Perform Semantic Search with Atlas Vector Search
Overview
You can perform semantic search on data in your Atlas cluster running MongoDB v6.0.11, v7.0.2, or later using Atlas Vector Search. You can store vector embeddings for any kind of data along with other data in your collection on the Atlas cluster. Atlas Vector Search supports embeddings that are less than and equal to 2048 dimensions in width.
When you define an Atlas Vector Search index on your collection, you can seamlessly index vector data along with your other data and then perform semantic search against the indexed fields.
Atlas Vector Search uses the Hierarchical Navigable Small Worlds algorithm to perform the semantic search. You can use Atlas Vector Search support for aNN queries to search for results similar to a selected product, search for images, etc.
About Atlas Vector Search Indexes
You must index the fields that contain vector embeddings of BSON
double
data type for performing semantic search against the vector
data. To perform a vector search against your data, create an Atlas Vector Search
vectorSearch
type index for your data. In the Atlas Vector Search index
definition, you must index the field that contains the vector data as
the vector
type.
You can also optionally index fields for pre-filtering the data against
which you want to run your Atlas Vector Search query. You can pre-filter your data
by boolean, numeric, and string values. To pre-filter the data, you must
index your boolean, numeric, and string fields as the filter
type in
the Atlas Vector Search index definition that indexes your vector data field.
To learn more about indexing your fields for Atlas Vector Search, see How to Index Fields for Vector Search.
About Atlas Vector Search Queries
Atlas Vector Search queries take the shape of an aggregation pipeline stage. The Atlas Vector Search $vectorSearch
stage must be the
first stage in the pipeline. You can run Atlas Vector Search queries only against
fields indexed as the vector
type in a vectorSearch
type index.
You can pre-filter data against which you want to perform semantic
search using an MQL match expression
that compares an indexed field with boolean, number, or string values.
Atlas Vector Search supports some comparison query and aggregation
pipeline operators in the filter in
your $vectorSearch
query.
To learn more about pre-filtering and querying your data using Atlas Vector Search, see Run Vector Search Queries.
Procedure
This section describes how to index vector embeddings in your data on an Atlas cluster and run queries that search vector embeddings.

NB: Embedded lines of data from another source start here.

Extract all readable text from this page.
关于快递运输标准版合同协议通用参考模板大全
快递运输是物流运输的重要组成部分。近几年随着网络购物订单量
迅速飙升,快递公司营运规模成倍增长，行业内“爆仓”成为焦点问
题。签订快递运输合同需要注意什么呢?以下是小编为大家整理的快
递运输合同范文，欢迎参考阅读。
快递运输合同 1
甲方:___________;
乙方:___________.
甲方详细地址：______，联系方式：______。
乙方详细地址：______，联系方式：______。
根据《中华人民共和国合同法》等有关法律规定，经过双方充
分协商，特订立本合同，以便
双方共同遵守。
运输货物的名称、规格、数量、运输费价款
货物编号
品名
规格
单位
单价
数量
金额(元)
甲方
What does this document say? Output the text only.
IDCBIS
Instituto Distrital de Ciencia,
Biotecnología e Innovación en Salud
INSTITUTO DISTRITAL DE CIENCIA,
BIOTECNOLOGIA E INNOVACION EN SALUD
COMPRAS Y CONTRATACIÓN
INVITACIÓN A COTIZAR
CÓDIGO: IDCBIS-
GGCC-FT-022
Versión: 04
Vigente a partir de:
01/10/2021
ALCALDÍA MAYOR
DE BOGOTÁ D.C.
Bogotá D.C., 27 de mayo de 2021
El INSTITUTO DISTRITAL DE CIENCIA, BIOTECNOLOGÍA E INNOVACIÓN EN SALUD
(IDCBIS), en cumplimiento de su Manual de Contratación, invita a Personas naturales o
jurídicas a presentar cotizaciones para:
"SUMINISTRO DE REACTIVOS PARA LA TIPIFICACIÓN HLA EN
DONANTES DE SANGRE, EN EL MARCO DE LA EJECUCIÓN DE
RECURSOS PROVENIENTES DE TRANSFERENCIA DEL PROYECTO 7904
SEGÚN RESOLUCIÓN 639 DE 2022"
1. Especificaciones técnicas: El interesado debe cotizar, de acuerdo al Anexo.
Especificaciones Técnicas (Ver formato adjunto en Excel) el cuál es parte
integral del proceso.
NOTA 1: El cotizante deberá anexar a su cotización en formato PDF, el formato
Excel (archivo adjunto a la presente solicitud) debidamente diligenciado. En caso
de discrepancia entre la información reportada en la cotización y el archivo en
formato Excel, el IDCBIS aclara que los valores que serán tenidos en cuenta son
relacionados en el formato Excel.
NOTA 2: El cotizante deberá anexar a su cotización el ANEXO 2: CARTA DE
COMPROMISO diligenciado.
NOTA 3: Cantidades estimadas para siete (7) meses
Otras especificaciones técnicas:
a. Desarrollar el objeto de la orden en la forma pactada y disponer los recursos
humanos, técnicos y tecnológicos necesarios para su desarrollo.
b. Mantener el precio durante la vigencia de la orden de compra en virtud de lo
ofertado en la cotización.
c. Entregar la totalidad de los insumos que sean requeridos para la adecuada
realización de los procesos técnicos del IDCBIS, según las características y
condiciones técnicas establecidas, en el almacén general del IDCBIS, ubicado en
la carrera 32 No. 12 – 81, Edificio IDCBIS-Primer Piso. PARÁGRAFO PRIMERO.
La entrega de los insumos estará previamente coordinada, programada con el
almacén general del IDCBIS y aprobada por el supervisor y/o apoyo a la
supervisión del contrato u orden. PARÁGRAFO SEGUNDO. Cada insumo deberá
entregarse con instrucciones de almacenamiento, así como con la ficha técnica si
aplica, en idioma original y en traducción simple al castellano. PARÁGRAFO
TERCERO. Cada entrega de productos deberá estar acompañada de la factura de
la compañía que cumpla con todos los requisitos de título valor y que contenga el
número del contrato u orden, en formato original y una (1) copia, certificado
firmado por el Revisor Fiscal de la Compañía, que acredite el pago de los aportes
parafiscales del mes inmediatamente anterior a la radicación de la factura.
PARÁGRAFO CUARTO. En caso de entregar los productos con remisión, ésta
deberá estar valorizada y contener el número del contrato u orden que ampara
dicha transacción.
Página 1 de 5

Define your Atlas Vector Search index.
Index the field that contains vector data in your collection as the vector type in a vectorSearch type index definition. You can optionally also index boolean, numeric, and string fields that you want to pre-filter your data by as the filter type in the same index.
{ "name": "<index-name>", "type": "vectorSearch", "fields":[ { "type": "vector", "path": "<field-name>", "numDimensions": <number-of-dimensions>, "similarity": "euclidean | cosine | dotProduct" }, { "type": "filter", "path": "<field-name>" }, ... ] }
To learn more, see How to Index Fields for Vector Search.
Construct your vector search query.
Use the $vectorSearch
pipeline stage in your query.
{ "$vectorSearch": { "index": "<index-name>", ... } }
To learn more about this pipeline stage, see Run Vector Search Queries.
(Optional) Specify whether you want the score for the documents in the results.
Use vectorSearchScore
in the $project
stage after
your $vectorSearch
stage to retrieve the score for the
documents in the results. To learn more, see Score the Documents in the Results.
Run your query.
Verify your query syntax and then run it using mongosh
or a
supported driver.